Lent is for...what again?
Today marks the beginning of the season of Lent, a time set aside for penitence, self-examination, and renewal of our spiritual lives. We are set some tasks for this season: self-examination and repentance; prayer, fasting, and self-denial; and reading and meditating on God’s holy Word. And we are called during this time to prepare ourselves for the experience of Holy Week and Easter. But of all these tasks, often we focus only on the self-denial aspect: what are you going to give up for Lent? Chocolate, or alcohol? Usually whatever it is we’re giving up is something we feel a little guilty about anyway, as if this season is another chance to shape up, redeem the broken New Year’s resolutions, improve ourselves into better people. So sometimes we try to counter this trend by asking, what are you going to add for Lent? A few minutes of prayer each day, or attendance at our Wednesday Morning Prayer, or volunteering at a soup kitchen? All laudable, yet all things that maybe we know we should do or want to do anyway – again, Lent as a booster shot to our sagging self-discipline.

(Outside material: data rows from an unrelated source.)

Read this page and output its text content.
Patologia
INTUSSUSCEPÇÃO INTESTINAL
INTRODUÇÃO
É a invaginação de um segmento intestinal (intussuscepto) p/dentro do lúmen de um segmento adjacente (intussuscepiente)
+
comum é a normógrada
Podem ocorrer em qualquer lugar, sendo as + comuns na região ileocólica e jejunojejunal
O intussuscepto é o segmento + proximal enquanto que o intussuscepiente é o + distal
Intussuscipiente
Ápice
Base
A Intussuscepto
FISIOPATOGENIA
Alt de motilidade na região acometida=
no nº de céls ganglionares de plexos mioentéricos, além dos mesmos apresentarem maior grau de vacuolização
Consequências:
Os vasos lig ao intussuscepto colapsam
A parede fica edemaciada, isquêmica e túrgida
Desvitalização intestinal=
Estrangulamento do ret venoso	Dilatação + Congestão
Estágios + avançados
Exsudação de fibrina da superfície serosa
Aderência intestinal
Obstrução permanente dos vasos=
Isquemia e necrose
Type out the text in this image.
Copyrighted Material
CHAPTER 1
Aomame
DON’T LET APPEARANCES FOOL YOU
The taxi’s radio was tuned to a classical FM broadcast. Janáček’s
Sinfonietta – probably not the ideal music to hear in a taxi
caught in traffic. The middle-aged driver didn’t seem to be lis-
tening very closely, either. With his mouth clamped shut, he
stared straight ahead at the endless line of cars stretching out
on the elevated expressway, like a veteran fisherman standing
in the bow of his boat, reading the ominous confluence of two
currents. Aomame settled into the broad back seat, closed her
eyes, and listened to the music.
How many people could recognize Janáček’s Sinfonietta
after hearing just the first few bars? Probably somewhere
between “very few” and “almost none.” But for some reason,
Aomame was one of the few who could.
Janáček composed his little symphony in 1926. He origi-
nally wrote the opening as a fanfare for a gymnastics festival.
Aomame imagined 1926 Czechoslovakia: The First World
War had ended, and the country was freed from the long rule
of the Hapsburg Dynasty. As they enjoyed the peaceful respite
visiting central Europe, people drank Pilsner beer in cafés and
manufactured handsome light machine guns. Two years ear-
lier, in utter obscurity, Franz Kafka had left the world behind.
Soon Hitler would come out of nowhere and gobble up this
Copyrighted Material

After all, we sag on our discipline a lot. ‘Discipline’ isn’t something we’re very keen on these days, it’s right up there with ‘duty.’ We might have discipline in some areas of our lives – if we’re athletes training for an event, or students studying for finals, or business folk preparing a project presentation, perhaps – but then we can lack discipline totally in other parts of our lives, our diet or our daily ritual or getting enough sleep at night. And often where we lack discipline the most is in our spiritual lives. Somehow that relationship that we know in our heart of hearts is the most important of all is the one to which we accord the least time. Which leads to a difficult mix of guilt and longing and unmet expectations – so of course we grab hold of a season like Lent to put ourselves to rights again.
But to make of Lent another chance for self-improvement is to set ourselves up for failure. Not only will we fail at our well-intentioned efforts to make things better – you know what they say about the road being paved with those – but we fail at the most important thing of all: our relationship with God. For when we spend our focus and energy on ourselves and what we have done wrong, how we could improve – what many see as the point of penitence – we lose sight of where we should be focused, on God.

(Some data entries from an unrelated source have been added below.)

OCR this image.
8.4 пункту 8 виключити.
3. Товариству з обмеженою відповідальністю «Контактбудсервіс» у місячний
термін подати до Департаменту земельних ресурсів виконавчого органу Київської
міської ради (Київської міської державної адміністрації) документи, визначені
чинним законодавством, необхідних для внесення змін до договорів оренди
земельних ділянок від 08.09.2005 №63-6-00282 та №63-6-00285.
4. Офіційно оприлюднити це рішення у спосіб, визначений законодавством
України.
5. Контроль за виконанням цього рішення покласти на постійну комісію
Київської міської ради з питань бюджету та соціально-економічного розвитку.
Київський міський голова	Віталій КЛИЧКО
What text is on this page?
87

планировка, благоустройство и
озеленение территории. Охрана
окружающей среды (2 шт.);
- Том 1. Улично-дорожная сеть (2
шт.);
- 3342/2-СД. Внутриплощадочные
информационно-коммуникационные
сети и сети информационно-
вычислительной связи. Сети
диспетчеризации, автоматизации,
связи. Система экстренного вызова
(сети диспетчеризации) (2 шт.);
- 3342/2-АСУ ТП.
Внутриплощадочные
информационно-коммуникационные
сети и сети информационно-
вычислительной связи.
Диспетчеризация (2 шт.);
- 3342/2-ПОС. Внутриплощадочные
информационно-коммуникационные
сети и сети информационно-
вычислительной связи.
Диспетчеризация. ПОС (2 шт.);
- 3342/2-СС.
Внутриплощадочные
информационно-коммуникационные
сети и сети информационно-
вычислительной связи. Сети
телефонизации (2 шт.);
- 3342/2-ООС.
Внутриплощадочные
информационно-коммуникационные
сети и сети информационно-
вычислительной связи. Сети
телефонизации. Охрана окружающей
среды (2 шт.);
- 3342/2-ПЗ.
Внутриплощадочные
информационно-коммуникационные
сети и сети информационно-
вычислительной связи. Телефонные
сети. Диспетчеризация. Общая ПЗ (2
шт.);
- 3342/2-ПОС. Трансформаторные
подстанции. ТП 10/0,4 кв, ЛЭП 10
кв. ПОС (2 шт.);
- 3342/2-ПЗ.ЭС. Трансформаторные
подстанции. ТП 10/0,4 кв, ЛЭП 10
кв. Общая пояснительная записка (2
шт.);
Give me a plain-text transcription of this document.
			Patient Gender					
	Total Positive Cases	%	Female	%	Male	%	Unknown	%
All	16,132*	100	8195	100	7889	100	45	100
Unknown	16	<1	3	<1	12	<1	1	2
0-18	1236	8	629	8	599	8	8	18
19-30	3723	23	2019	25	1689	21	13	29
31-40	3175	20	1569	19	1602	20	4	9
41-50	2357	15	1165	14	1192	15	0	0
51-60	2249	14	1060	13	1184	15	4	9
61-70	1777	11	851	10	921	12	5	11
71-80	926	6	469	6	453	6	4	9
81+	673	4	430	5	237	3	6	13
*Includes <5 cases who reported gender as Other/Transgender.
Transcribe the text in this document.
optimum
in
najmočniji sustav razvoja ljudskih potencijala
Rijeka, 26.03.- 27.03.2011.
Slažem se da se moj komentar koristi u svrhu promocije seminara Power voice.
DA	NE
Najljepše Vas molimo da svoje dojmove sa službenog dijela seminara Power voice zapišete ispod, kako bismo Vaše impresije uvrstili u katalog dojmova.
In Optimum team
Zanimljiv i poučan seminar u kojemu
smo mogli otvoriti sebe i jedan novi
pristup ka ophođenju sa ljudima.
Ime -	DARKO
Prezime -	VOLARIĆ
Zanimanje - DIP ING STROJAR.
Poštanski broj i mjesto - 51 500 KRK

This is what Jesus is getting at in the gospel reading we hear every Ash Wednesday. I remember as a young person fasting all day and going to the evening service hungry, smelling the delicious aroma of the soup supper being prepared in the parish hall. And when I heard those words about looking cheerful while you’re fasting, I just about died. But Jesus isn’t telling us to fake being happy like the classic martyrish mother – you go ahead and eat, dear, I don’t need anything – or to fake anything at all. He is saying, the point of penitence, of the traditional threefold task of almsgiving, prayer, and fasting, is authentic relationship with God. You do these things because you are in relationship with God and because you want to deepen that relationship – not because you will be a better person if you do so, not because anyone else will think better of you if you do so, but because your love of the God who loves you grows as you do these things: as you care for others around you who are in need (almsgiving), as you do away with non-essential clutter and gluttony (fasting and self-denial), as you spend time in communion with God (prayer). That’s what Lent is about: in other words, it’s not about you. It’s about God – or more accurately, about you and God and your love for one another.

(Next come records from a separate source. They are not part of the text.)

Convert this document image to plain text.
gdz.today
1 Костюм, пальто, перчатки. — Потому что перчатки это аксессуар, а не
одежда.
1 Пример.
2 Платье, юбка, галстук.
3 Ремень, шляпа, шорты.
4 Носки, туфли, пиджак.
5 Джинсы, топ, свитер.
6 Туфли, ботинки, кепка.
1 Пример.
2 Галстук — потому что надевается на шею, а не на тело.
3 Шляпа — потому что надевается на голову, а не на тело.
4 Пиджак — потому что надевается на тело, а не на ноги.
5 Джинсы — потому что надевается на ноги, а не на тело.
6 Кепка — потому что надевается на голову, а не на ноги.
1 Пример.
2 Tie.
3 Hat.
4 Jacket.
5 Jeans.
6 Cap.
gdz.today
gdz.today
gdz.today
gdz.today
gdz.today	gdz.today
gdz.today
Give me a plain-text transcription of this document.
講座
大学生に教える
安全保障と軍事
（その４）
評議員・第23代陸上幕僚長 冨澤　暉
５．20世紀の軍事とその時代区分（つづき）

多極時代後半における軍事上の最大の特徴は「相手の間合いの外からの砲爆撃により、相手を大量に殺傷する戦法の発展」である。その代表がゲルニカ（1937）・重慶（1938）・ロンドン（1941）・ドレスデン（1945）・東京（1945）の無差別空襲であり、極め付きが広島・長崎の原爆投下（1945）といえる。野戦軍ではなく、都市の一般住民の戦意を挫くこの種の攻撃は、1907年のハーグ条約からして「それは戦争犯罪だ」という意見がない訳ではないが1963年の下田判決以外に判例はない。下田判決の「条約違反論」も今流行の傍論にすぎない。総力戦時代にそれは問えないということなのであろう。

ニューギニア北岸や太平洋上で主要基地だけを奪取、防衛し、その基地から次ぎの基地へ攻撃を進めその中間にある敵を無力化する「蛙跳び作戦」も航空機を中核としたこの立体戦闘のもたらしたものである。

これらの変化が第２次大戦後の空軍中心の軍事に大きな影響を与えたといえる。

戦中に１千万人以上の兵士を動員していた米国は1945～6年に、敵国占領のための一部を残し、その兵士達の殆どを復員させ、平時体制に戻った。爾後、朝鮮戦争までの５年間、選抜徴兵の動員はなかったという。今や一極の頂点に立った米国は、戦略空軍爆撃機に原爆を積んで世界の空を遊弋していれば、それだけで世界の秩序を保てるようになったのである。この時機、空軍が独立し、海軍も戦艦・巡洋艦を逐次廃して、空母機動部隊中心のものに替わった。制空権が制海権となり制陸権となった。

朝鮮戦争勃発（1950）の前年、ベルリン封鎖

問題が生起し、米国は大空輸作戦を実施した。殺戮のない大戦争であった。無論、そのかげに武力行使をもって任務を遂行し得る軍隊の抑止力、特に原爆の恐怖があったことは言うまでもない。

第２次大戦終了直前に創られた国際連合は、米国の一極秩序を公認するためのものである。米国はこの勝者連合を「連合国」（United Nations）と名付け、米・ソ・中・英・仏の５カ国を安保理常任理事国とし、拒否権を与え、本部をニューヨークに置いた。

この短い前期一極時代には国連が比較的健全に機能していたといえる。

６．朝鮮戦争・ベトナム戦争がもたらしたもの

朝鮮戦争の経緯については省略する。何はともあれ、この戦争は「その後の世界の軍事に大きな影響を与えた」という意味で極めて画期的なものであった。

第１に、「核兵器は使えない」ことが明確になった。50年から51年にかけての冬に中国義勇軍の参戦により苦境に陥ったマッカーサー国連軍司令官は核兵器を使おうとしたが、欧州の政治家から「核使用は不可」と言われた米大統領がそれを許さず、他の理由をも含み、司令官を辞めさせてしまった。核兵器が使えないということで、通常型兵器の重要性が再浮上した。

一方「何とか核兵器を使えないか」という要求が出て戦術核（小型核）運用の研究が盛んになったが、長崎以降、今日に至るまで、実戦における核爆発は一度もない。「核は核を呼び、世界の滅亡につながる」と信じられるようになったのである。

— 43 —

And we mark this individual relationship of you and God here together in community because that is how we are made: social beings in relationship with one another. We can’t focus each on our own relationship with God without it affecting everyone we meet. God doesn’t say let’s you and me sit in the corner and have a tête-à-tête, God says love one another as I have loved you, share your bread with the hungry, bring the homeless poor into your house, clothe the naked, take care of your family and relatives. Who we are ‘internally’ with God is who we are ‘externally’ with one another – there is no distinction between the two. God is not a private God – Christianity is not a private religion. We give alms so that others less fortunate might live; we fast so that we might know what it is to go hungry; we pray for the needs of others and for our own hearts to change. The prophets make it very clear: to pursue a deep relationship with God without tending to the needy around us is a perversion of faith. This season of penitence is a time for us as a community as well as for us as individuals.
So I invite you this season to the observance of a holy Lent. Forget about the nice resolutions for diet and exercise – God likes chocolate, I’m sure of it. Instead, we’ll be spending some time as a community practicing our discipline – spiritual disciplines, that is, practices for grounding ourselves in God. So that we might let this be a season for reorienting ourselves, our hearts and souls and bodies and lives, towards the God who is at the center of our very being; to leave behind what we do wrong or what we leave undone, and to take hold instead of the love and forgiveness on offer before us. A love and a forgiveness that by their very nature spill over out of us and on into all those around us in this church community, in our workplaces, on the streets as we pass by. And so this can be a time of renewal: as we are reminded that we are but dust, we lay hold of the bountiful spirit of God that faileth never, the love of God in Christ Jesus our Lord.